One of the problems with the digital society is that it’s hard to evade. There’s an increasing dependence upon digital data whether we like it, loathe, understand it or pretend to live in ignorance.
It’s the unasked for dependency which makes us vulnerable in different ways.
We have some limited choice whether we watch television or not (although it is hard to totally avoid television, as one example, Liverpool Street station shows BBC News; the Tesco nearby has Sky TV on while people queue. I have even been on a train which had televisions on it - showing the same 20 minute programme over and over again).
Many transactions are recorded whether we like it or not; all ATM use for cash; all credit card transactions; medical details; payment, non-payment and late payment of taxes; and so on….and so on; that’s before we get to all our internet activity being monitored and monitored and monitored.
At one level the technology itself seems to be creating a move to record everything, regardless of whether it has any value or interest. It’s the just-in-case-syndrome; building vast electronic audit trails for use in some potential future…future what?

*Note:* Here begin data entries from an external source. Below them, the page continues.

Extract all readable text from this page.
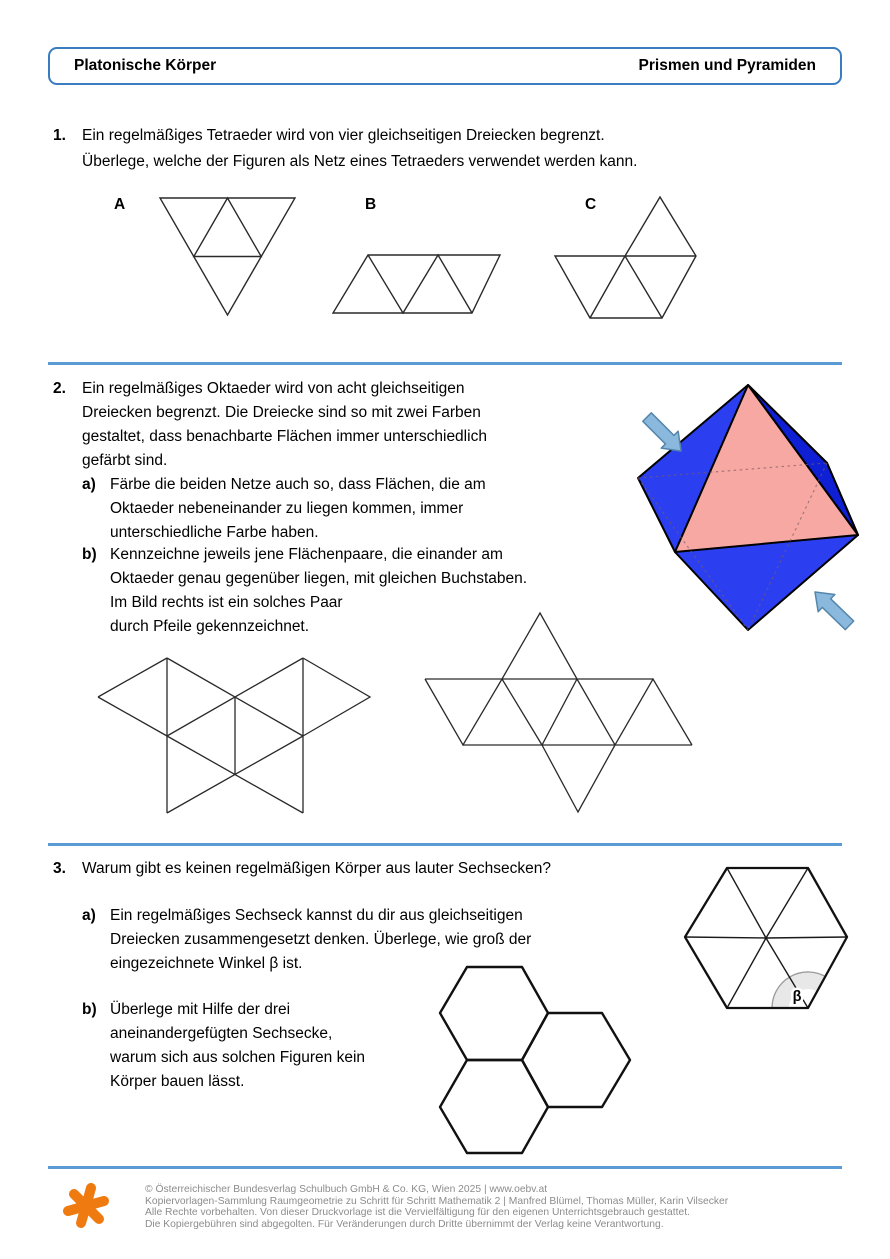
Platonische Körper	Prismen und Pyramiden
1. Ein regelmäßiges Tetraeder wird von vier gleichseitigen Dreiecken begrenzt.
Überlege, welche der Figuren als Netz eines Tetraeders verwendet werden kann.
A	B	C
2. Ein regelmäßiges Oktaeder wird von acht gleichseitigen
Dreiecken begrenzt. Die Dreiecke sind so mit zwei Farben
gestaltet, dass benachbarte Flächen immer unterschiedlich
gefärbt sind.
a) Färbe die beiden Netze auch so, dass Flächen, die am
Oktaeder nebeneinander zu liegen kommen, immer
unterschiedliche Farbe haben.
b) Kennzeichne jeweils jene Flächenpaare, die einander am
Oktaeder genau gegenüber liegen, mit gleichen Buchstaben.
Im Bild rechts ist ein solches Paar
durch Pfeile gekennzeichnet.
3. Warum gibt es keinen regelmäßigen Körper aus lauter Sechsecken?
a) Ein regelmäßiges Sechseck kannst du dir aus gleichseitigen
Dreiecken zusammengesetzt denken. Überlege, wie groß der
eingezeichnete Winkel β ist.
b) Überlege mit Hilfe der drei
aneinandergefügten Sechsecke,
warum sich aus solchen Figuren kein
Körper bauen lässt.
© Österreichischer Bundesverlag Schulbuch GmbH & Co. KG, Wien 2025 | www.oebv.at
Kopiervorlagen-Sammlung Raumgeometrie zu Schritt für Schritt Mathematik 2 | Manfred Blümel, Thomas Müller, Karin Vilsecker
Alle Rechte vorbehalten. Von dieser Druckvorlage ist die Vervielfältigung für den eigenen Unterrichtsgebrauch gestattet.
Die Kopiergebühren sind abgegolten. Für Veränderungen durch Dritte übernimmt der Verlag keine Verantwortung.
β
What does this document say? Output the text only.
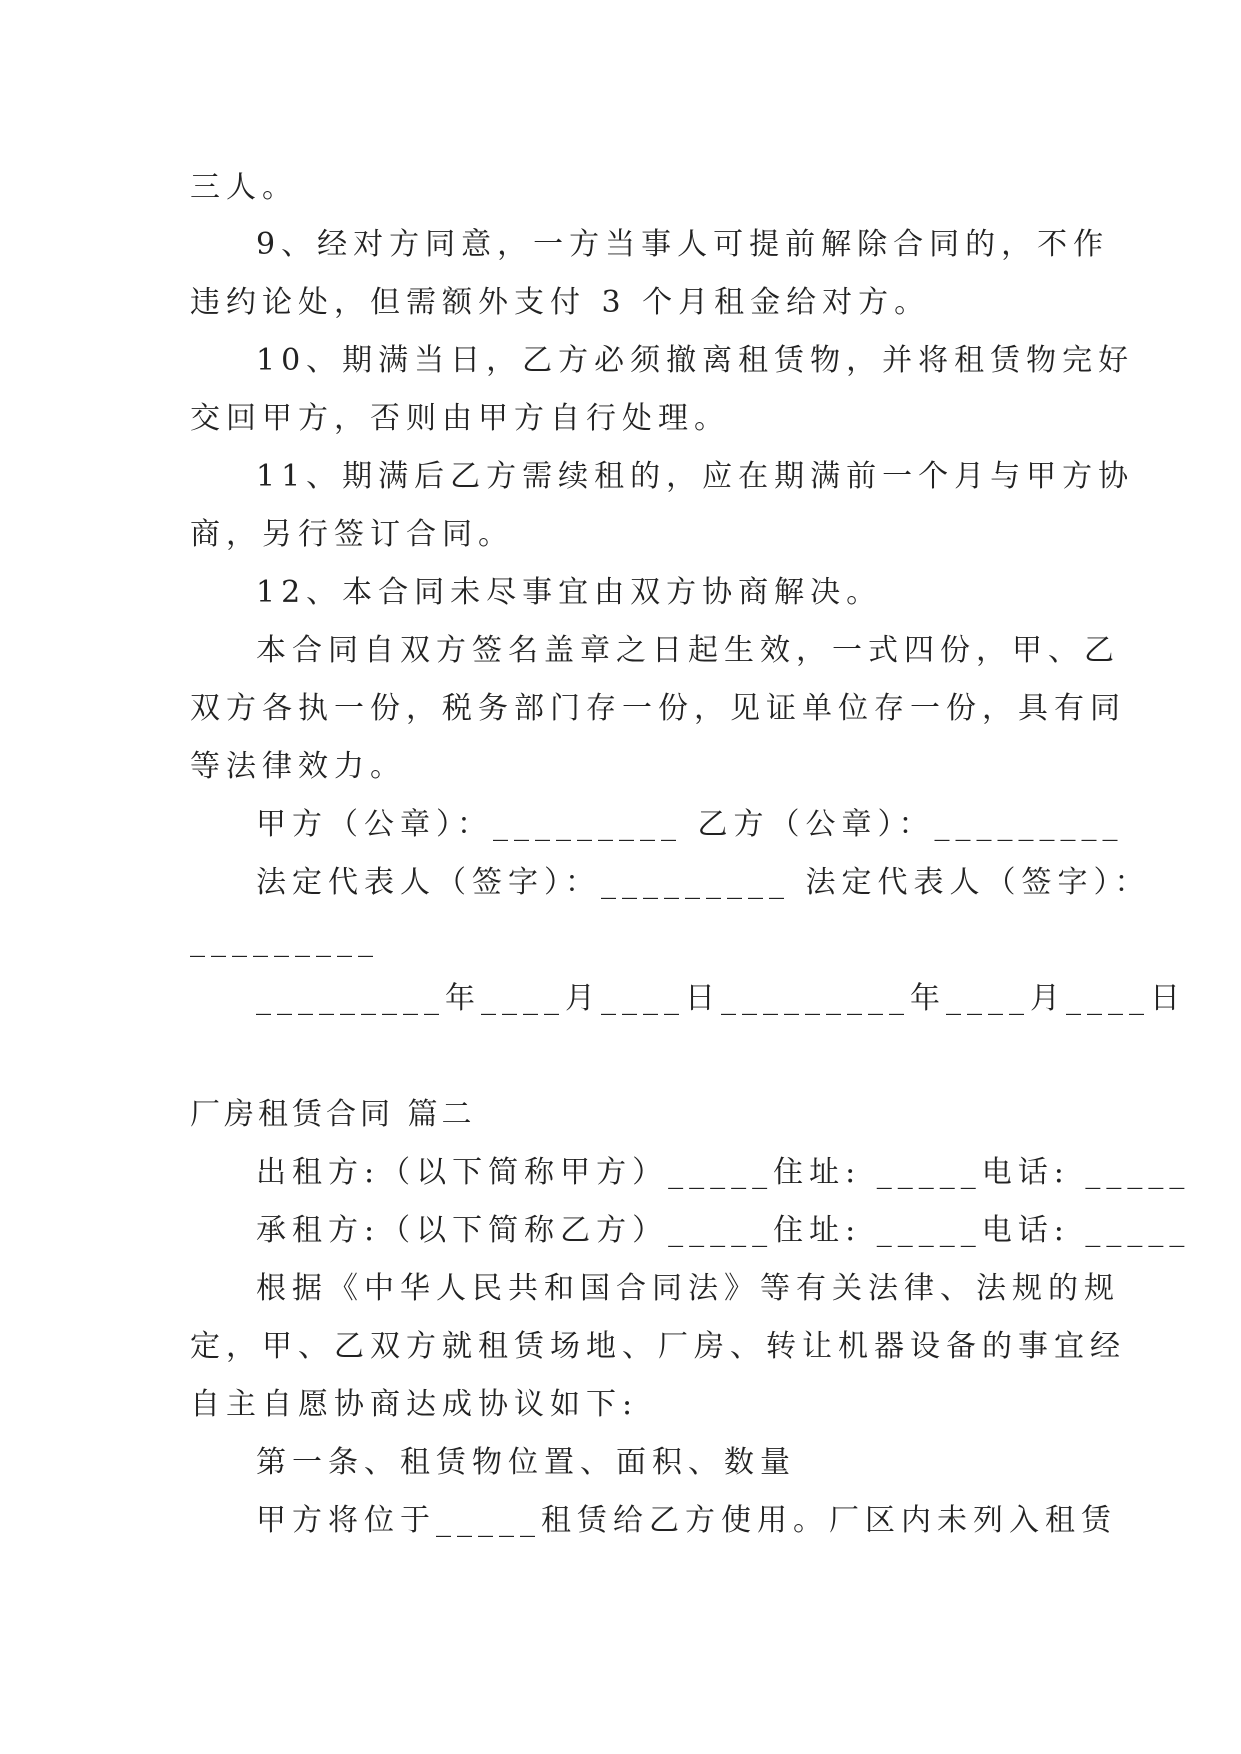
三人。
9、经对方同意，一方当事人可提前解除合同的，不作
违约论处，但需额外支付 3 个月租金给对方。
10、期满当日，乙方必须撤离租赁物，并将租赁物完好
交回甲方，否则由甲方自行处理。
11、期满后乙方需续租的，应在期满前一个月与甲方协
商，另行签订合同。
12、本合同未尽事宜由双方协商解决。
本合同自双方签名盖章之日起生效，一式四份，甲、乙
双方各执一份，税务部门存一份，见证单位存一份，具有同
等法律效力。
甲方（公章）：_________ 乙方（公章）：_________
法定代表人（签字）：_________ 法定代表人（签字）：
_________
_________年____月____日_________年____月____日
厂房租赁合同 篇二
出租方:（以下简称甲方）_____住址: _____电话: _____
承租方:（以下简称乙方）_____住址: _____电话: _____
根据《中华人民共和国合同法》等有关法律、法规的规
定，甲、乙双方就租赁场地、厂房、转让机器设备的事宜经
自主自愿协商达成协议如下:
第一条、租赁物位置、面积、数量
甲方将位于_____租赁给乙方使用。厂区内未列入租赁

And the justification for some of this stuff - and it is costing us all a lot of money - is very, very poor. Do we need a smart card with our medical history on? No we don’t. For years I’ve had a donor card which must have cost a few pence to make. Good enough if I drop down dead and there’s any use for my key organs. I would have thought the biggest danger any of us facing a trip to the nearest hospital is not so much that we don’t have a ’smart card’; it’s much more that we’re likely to catch some hideous bug. There are apparently over 4,500 deaths a year in UK hospitals because of infections - caused in the main by the drop in standards as hospital cleaning was privatised by the Tories (and never un-privatised by ‘New’ Labour). I don’t know what the fatalities are because of the absence of smartcards.
But one of the key problems here is that we have no choice about the collection of so much of this data in the first place. This dependency on digital environments has the intrinsic potential to erode whatever it is we mean by ‘civil liberties’ and ‘human rights’. The core technologies in use, as is, with the existing power relations and unequal privileges, have an intrinsic undemocratic character to them.